# any interactive websites for building custom passives?



## Hillbilly SQ (Jan 26, 2007)

i'm itching to kick back in my recliner with a pair of mids and tweets in bookshelfs, a solderless breadboard, and a bin full of misc caps and other stuff involved in tweaking a custom passive. however, i'd like to get a baseline for where to start and such. i'm familiar with some of the circuits but just want to give a project like the dayton br1's my own personal touch. also have a great pair of cabinets for an 8" woofer, 2" dome, and 1" tweet i'd like to eventually build a custom passive for. drivers would most likely be the dayton classic 8's, dayton textile dome mids, and the tweets used in the br1 set.

tia!


----------



## Hillbilly SQ (Jan 26, 2007)

:slaps forehead:

just did a search and found what i was looking for. i'll get back with what i've found to run past some of you.

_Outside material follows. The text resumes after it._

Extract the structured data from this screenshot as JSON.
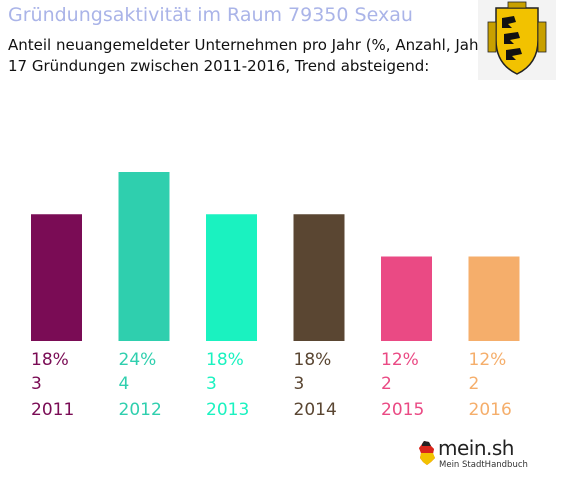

would these charts be suitable to get started?
http://www.termpro.com/articles/xover2.html


----------



## MiniVanMan (Jun 28, 2005)

http://www.rjbaudio.com/Audiofiles/FRDtools.html


----------



## kappa546 (Apr 11, 2005)

those are good starting point but i wouldnt design my passive solely around those... you need to take actual measurements.


----------